Overall, most of the employment increases in 2016 were in part-time work, with full-time growth dampened by declines in Alberta.
Employment growth was fastest among older workers, those aged 55 and older, reflecting the transition of baby boomers entering that age group. At the same time, there was virtually no growth in employment among people aged 25 to 54 and youth aged 15 to 24.
Payroll employment grew mostly in services-producing sectors, while it declined in goods-producing sectors. The largest growth in payroll jobs was in health care and social assistance, a sector where employment has trended upward over the past decade.
British Columbia had the fastest employment growth among the provinces, while the employment growth in Ontario and Quebec also outpaced the national average.
In Alberta, there were widespread employment and earnings declines across most sectors, and the unemployment rate for the province reached a 20-year high, coinciding with lower oil prices that started in 2014.

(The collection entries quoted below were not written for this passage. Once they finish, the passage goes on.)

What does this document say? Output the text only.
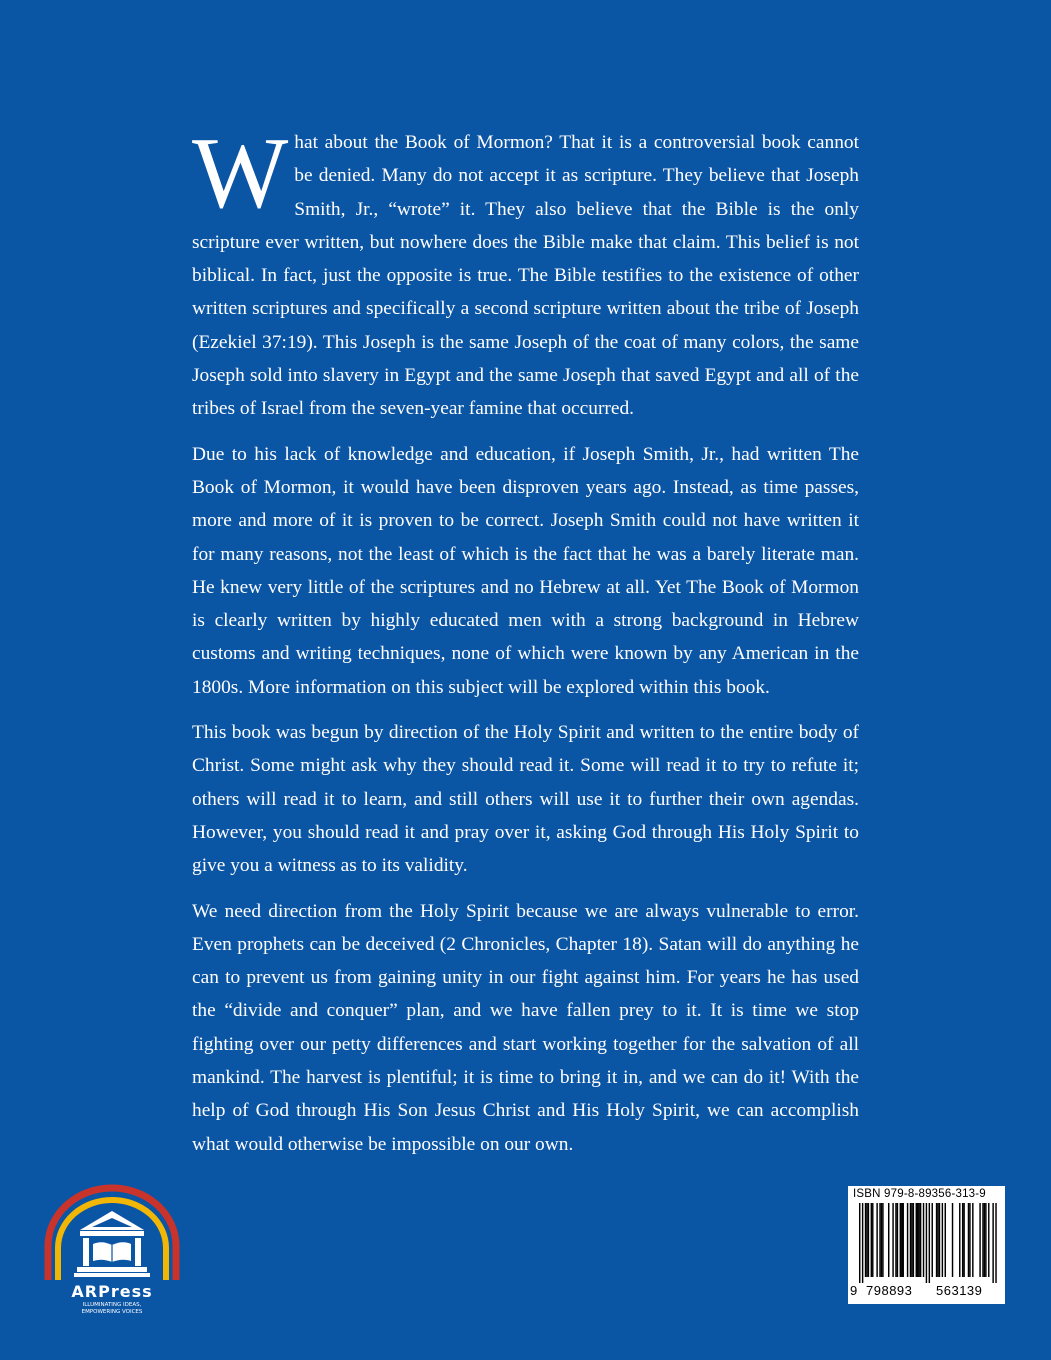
What about the Book of Mormon? That it is a controversial book cannot be denied. Many do not accept it as scripture. They believe that Joseph Smith, Jr., “wrote” it. They also believe that the Bible is the only scripture ever written, but nowhere does the Bible make that claim. This belief is not biblical. In fact, just the opposite is true. The Bible testifies to the existence of other written scriptures and specifically a second scripture written about the tribe of Joseph (Ezekiel 37:19). This Joseph is the same Joseph of the coat of many colors, the same Joseph sold into slavery in Egypt and the same Joseph that saved Egypt and all of the tribes of Israel from the seven-year famine that occurred.

Due to his lack of knowledge and education, if Joseph Smith, Jr., had written The Book of Mormon, it would have been disproven years ago. Instead, as time passes, more and more of it is proven to be correct. Joseph Smith could not have written it for many reasons, not the least of which is the fact that he was a barely literate man. He knew very little of the scriptures and no Hebrew at all. Yet The Book of Mormon is clearly written by highly educated men with a strong background in Hebrew customs and writing techniques, none of which were known by any American in the 1800s. More information on this subject will be explored within this book.

This book was begun by direction of the Holy Spirit and written to the entire body of Christ. Some might ask why they should read it. Some will read it to try to refute it; others will read it to learn, and still others will use it to further their own agendas. However, you should read it and pray over it, asking God through His Holy Spirit to give you a witness as to its validity.

We need direction from the Holy Spirit because we are always vulnerable to error. Even prophets can be deceived (2 Chronicles, Chapter 18). Satan will do anything he can to prevent us from gaining unity in our fight against him. For years he has used the “divide and conquer” plan, and we have fallen prey to it. It is time we stop fighting over our petty differences and start working together for the salvation of all mankind. The harvest is plentiful; it is time to bring it in, and we can do it! With the help of God through His Son Jesus Christ and His Holy Spirit, we can accomplish what would otherwise be impossible on our own.

ARPress
ILLUMINATING IDEAS,
EMPOWERING VOICES
ISBN 979-8-89356-313-9
9 798893 563139
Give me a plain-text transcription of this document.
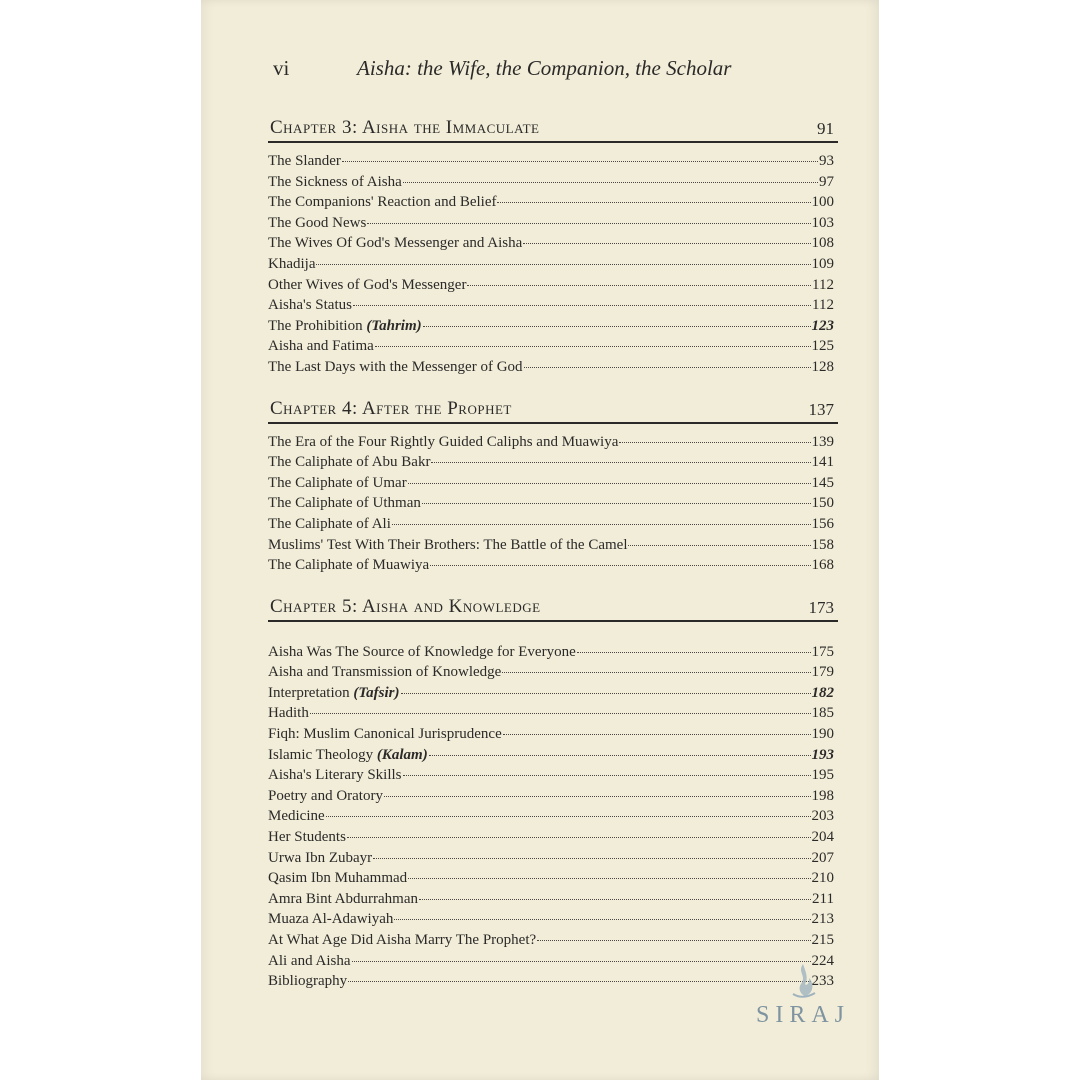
vi	Aisha: the Wife, the Companion, the Scholar
Chapter 3: Aisha the Immaculate	91
The Slander	93
The Sickness of Aisha	97
The Companions' Reaction and Belief	100
The Good News	103
The Wives Of God's Messenger and Aisha	108
Khadija	109
Other Wives of God's Messenger	112
Aisha's Status	112
The Prohibition (Tahrim)	123
Aisha and Fatima	125
The Last Days with the Messenger of God	128
Chapter 4: After the Prophet	137
The Era of the Four Rightly Guided Caliphs and Muawiya	139
The Caliphate of Abu Bakr	141
The Caliphate of Umar	145
The Caliphate of Uthman	150
The Caliphate of Ali	156
Muslims' Test With Their Brothers: The Battle of the Camel	158
The Caliphate of Muawiya	168
Chapter 5: Aisha and Knowledge	173
Aisha Was The Source of Knowledge for Everyone	175
Aisha and Transmission of Knowledge	179
Interpretation (Tafsir)	182
Hadith	185
Fiqh: Muslim Canonical Jurisprudence	190
Islamic Theology (Kalam)	193
Aisha's Literary Skills	195
Poetry and Oratory	198
Medicine	203
Her Students	204
Urwa Ibn Zubayr	207
Qasim Ibn Muhammad	210
Amra Bint Abdurrahman	211
Muaza Al-Adawiyah	213
At What Age Did Aisha Marry The Prophet?	215
Ali and Aisha	224
Bibliography	233
SIRAJ
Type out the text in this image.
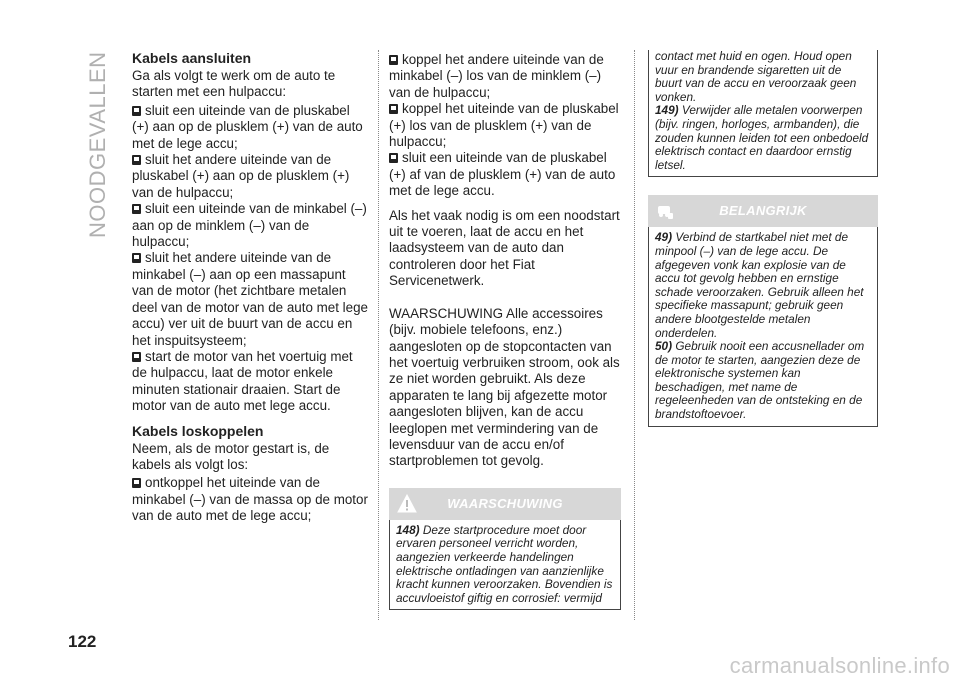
NOODGEVALLEN
122
Kabels aansluiten

Ga als volgt te werk om de auto te starten met een hulpaccu:

sluit een uiteinde van de pluskabel (+) aan op de plusklem (+) van de auto met de lege accu;

sluit het andere uiteinde van de pluskabel (+) aan op de plusklem (+) van de hulpaccu;

sluit een uiteinde van de minkabel (–) aan op de minklem (–) van de hulpaccu;

sluit het andere uiteinde van de minkabel (–) aan op een massapunt van de motor (het zichtbare metalen deel van de motor van de auto met lege accu) ver uit de buurt van de accu en het inspuitsysteem;

start de motor van het voertuig met de hulpaccu, laat de motor enkele minuten stationair draaien. Start de motor van de auto met lege accu.

Kabels loskoppelen

Neem, als de motor gestart is, de kabels als volgt los:

ontkoppel het uiteinde van de minkabel (–) van de massa op de motor van de auto met de lege accu;

koppel het andere uiteinde van de minkabel (–) los van de minklem (–) van de hulpaccu;

koppel het uiteinde van de pluskabel (+) los van de plusklem (+) van de hulpaccu;

sluit een uiteinde van de pluskabel (+) af van de plusklem (+) van de auto met de lege accu.

Als het vaak nodig is om een noodstart uit te voeren, laat de accu en het laadsysteem van de auto dan controleren door het Fiat Servicenetwerk.

WAARSCHUWING Alle accessoires (bijv. mobiele telefoons, enz.) aangesloten op de stopcontacten van het voertuig verbruiken stroom, ook als ze niet worden gebruikt. Als deze apparaten te lang bij afgezette motor aangesloten blijven, kan de accu leeglopen met vermindering van de levensduur van de accu en/of startproblemen tot gevolg.

WAARSCHUWING
148) Deze startprocedure moet door ervaren personeel verricht worden, aangezien verkeerde handelingen elektrische ontladingen van aanzienlijke kracht kunnen veroorzaken. Bovendien is accuvloeistof giftig en corrosief: vermijd
contact met huid en ogen. Houd open vuur en brandende sigaretten uit de buurt van de accu en veroorzaak geen vonken.
149) Verwijder alle metalen voorwerpen (bijv. ringen, horloges, armbanden), die zouden kunnen leiden tot een onbedoeld elektrisch contact en daardoor ernstig letsel.
BELANGRIJK
49) Verbind de startkabel niet met de minpool (–) van de lege accu. De afgegeven vonk kan explosie van de accu tot gevolg hebben en ernstige schade veroorzaken. Gebruik alleen het specifieke massapunt; gebruik geen andere blootgestelde metalen onderdelen.
50) Gebruik nooit een accusnellader om de motor te starten, aangezien deze de elektronische systemen kan beschadigen, met name de regeleenheden van de ontsteking en de brandstoftoevoer.
carmanualsonline.info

In 2016, the growth rate for average weekly earnings was the lowest observed using comparable data going back to 2001, subdued partly by changes in the composition of employment by sectors. Employment increases in relatively low-earning sectors had a negative effect on the overall average weekly earnings, while declines across a number of high-earning sectors dampened earnings growth.
The article "Annual review of the labour market, 2016" is now available online in the Labour Statistics: Research Papers series (75-004-M).